OBAAT: Your main characters are never static from book to book. How does Nick Ryan evolve in Blind to Midnight? What is he learning?

 

RFC: One of the conceits of our genre that has always chaffed is the static protagonist. The one that never ages or grows or changes. So, I have always made it a point, even when I was writing the Jesse Stone novels for the Robert B. Parker estate, to have my protagonists evolve. In book one, Nick is new to his job as the city’s fixer, its shadow warrior. In book one he’s learning on the job. He discovers a child he didn’t know about. He discovers the woman he left behind has never left him behind. In Blind to Midnight, Nick now understands the true nature of his job, is more suspect of his own lofty goal of looking out for the little guy. He understands there are hidden motivations on the part of the powerful people for whom he works. As with any person, the knowledge that one is a parent changes you. And now that he knows there’s a woman who loves him and a child of his in the world, it hampers his judgement. Oh, legion are the ways Nick changes from book one to two.   

 

OBAAT: Nick has close to carte blanche in how he handles his cases. If power corrupts and absolute power corrupts absolutely, what is the effect on Nick?
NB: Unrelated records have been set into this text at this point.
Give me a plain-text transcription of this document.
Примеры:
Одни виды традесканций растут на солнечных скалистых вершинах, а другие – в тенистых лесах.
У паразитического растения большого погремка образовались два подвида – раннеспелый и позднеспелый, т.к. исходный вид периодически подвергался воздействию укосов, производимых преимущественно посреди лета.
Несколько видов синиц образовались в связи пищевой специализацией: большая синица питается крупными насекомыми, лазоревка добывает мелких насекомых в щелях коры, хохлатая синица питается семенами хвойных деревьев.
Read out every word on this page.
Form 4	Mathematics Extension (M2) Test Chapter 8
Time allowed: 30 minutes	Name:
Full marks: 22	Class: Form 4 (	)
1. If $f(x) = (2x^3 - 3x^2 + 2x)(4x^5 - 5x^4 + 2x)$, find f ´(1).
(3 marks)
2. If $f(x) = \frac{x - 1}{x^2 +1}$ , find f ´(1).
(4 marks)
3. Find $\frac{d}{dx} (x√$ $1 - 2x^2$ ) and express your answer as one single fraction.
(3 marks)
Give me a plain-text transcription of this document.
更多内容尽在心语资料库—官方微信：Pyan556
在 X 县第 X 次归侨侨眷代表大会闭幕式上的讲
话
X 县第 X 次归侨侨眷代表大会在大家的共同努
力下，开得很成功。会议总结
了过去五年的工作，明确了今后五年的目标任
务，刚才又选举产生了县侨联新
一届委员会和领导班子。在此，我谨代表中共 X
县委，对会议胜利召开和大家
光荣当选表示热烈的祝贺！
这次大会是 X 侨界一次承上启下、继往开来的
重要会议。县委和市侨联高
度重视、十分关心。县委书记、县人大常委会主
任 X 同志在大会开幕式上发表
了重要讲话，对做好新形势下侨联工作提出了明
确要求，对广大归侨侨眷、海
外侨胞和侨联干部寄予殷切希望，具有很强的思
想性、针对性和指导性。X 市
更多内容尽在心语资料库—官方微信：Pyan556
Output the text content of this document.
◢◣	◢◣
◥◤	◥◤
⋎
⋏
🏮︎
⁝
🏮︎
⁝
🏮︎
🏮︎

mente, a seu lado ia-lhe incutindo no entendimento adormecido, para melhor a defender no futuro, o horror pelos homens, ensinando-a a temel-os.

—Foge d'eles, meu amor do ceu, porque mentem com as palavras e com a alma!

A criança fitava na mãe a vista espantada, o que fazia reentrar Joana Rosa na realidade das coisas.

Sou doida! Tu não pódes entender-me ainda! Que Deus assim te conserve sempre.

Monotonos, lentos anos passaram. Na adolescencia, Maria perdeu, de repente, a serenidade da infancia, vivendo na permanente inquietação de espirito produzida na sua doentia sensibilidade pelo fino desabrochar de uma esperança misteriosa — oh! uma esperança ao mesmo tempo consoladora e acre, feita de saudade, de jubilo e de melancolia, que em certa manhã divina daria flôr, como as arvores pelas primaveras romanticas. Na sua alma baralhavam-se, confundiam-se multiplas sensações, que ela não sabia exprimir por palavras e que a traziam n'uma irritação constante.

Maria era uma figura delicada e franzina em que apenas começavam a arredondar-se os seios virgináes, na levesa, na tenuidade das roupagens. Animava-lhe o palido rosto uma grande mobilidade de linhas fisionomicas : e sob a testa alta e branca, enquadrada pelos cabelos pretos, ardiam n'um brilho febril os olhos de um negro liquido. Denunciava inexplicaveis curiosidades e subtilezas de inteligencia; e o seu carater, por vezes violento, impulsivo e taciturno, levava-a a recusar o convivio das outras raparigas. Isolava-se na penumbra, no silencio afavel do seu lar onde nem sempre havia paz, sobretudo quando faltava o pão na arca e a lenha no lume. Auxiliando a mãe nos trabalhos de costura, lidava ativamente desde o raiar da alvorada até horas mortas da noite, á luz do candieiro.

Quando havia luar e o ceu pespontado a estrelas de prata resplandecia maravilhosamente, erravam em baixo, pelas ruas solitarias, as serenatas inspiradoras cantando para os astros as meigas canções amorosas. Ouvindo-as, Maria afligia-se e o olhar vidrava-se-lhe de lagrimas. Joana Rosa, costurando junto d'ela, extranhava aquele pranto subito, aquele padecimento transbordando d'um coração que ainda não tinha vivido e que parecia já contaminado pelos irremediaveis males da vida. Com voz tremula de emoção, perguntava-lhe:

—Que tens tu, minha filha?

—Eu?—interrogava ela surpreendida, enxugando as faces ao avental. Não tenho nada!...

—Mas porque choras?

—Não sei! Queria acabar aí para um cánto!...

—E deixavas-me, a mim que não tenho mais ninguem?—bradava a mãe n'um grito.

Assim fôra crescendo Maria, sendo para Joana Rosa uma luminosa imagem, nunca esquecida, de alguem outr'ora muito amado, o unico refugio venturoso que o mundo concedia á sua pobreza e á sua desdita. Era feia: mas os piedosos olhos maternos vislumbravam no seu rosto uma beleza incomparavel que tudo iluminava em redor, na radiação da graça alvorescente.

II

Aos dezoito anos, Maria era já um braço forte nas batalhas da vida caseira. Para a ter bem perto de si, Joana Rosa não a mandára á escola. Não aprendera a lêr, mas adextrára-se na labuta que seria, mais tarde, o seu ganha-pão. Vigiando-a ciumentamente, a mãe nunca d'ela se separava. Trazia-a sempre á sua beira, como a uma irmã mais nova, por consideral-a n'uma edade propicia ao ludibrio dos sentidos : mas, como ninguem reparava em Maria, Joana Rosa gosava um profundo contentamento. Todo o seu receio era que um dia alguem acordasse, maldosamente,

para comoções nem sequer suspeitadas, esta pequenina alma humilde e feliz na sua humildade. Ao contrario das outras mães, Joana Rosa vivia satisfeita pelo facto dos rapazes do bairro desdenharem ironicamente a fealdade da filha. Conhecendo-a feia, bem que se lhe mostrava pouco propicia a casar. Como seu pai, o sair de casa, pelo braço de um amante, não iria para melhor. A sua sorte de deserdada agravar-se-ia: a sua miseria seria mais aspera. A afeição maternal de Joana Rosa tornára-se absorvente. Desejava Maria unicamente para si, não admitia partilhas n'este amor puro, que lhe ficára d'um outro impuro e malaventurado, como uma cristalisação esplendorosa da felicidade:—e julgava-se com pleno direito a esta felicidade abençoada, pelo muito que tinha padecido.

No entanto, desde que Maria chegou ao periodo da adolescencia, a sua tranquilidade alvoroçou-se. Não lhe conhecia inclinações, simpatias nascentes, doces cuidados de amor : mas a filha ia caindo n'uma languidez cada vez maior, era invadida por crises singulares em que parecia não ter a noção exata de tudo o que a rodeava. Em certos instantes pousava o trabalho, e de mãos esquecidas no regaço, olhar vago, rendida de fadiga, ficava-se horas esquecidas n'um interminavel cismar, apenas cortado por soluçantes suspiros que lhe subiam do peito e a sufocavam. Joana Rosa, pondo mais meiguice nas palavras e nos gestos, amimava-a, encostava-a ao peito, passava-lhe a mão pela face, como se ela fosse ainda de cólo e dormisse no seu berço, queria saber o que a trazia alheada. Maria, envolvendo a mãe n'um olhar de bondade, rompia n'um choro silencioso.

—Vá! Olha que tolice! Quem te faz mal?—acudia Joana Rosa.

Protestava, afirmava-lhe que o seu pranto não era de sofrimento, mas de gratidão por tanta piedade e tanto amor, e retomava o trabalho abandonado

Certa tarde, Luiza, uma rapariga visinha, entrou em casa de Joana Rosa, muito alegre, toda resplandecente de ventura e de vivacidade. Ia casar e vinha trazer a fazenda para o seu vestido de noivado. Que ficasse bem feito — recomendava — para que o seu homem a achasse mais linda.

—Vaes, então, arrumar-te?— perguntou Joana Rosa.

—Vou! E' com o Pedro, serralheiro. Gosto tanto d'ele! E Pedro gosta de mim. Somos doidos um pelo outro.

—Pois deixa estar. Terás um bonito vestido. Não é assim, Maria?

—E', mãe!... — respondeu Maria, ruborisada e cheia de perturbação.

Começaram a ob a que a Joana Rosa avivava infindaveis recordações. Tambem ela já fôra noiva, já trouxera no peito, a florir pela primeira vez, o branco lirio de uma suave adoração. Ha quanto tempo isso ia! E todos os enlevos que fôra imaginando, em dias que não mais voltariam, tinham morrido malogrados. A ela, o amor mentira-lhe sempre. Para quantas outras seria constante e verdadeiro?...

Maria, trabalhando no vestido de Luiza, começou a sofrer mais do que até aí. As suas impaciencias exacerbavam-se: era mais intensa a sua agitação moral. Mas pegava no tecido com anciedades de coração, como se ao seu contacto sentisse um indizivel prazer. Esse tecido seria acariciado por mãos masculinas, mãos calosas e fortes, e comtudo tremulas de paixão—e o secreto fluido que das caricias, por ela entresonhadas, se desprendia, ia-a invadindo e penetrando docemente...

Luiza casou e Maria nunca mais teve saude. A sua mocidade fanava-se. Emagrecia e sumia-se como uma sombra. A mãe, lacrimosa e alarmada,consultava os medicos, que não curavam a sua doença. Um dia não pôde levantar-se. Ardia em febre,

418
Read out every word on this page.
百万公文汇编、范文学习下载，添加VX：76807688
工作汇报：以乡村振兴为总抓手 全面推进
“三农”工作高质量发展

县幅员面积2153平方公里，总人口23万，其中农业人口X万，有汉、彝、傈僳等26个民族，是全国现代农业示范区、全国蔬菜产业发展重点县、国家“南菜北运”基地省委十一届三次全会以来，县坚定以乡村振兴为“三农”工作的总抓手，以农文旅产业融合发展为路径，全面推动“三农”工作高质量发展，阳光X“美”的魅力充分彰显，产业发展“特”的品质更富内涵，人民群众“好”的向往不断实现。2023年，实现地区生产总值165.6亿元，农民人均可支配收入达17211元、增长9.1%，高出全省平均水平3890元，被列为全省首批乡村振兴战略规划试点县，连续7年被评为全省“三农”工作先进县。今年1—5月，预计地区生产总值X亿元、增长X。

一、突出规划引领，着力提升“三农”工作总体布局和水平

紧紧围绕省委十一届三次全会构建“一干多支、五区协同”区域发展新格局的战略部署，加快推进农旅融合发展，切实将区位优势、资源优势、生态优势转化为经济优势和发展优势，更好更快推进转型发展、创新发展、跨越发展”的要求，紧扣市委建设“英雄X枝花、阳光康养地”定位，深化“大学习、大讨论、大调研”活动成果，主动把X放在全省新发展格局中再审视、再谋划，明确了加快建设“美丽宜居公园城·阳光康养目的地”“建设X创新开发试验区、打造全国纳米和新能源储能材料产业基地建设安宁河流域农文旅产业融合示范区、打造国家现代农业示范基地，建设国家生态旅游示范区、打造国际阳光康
Does he fight against this tendency, does he embrace it, or is he more pragmatic and takes things as they come?

 

RFC: Bingo! In your previous question, you almost answer this question for me. Nick understands that some of what he is doing is a way for powerful people to gain leverage and more power. Nick is no fool and understands that he needs to gain power and leverage of his own to protect himself and the people he loves. But will this have a corrosive effect on Nick? Stay tuned.

 

OBAAT: You spoke last year about how your college poetry professor, David Lehman, had you “take an oath that from that day forward, regardless of what we did to earn a living, we would always think of ourselves as writers.” I had a professor in grad school do much the same with us. He said that, having dedicated our lives to becoming musicians, we could never listen to music for entertainment alone; we always had to look deeper. Do you find that thinking of yourself as a writer changed how you read?

 

RFC: How could I not and I have paid a price for it. Some of my joy of reading has disappeared. It’s an occupational hazard, I suppose. I know the shorthand. I can see how an author is plying their trade. I know the tricks and I know their tricks. I’ve been at this so long that I have not only seen the man behind the curtain, I’ve become the man behind the curtain.  

 

OBAAT: Last year you mentioned Gus Murphy 3, as well as a couple of standalones, were complete and looking for homes. Any luck on any of those fronts?

 

RFC: One aspect of the pandemic that turned out to be beneficial was added writing time. During the pandemic, I wrote not only Blind to Midnight, but three other novels as well. One of those novels is Gus Murphy #3, All Buried Things. I don’t know when, but it will someday see the light of day even if I have to publish it myself.

 

OBAAT: Will Nick Ryan be back for a third book? Either way, what else is on your plate going forward?

 

RFC: Right now, there’s no contract for Nick #3, but that could change any day. I hope it does. Currently, I’m writing a novel based on a traumatic experience from my teenage years. When I was fifteen, I watched a man die of a gunshot wound. He died not more than ten feet away from me. It’s a fictionalized version of a writer like me who, decades later, goes back to research that murder.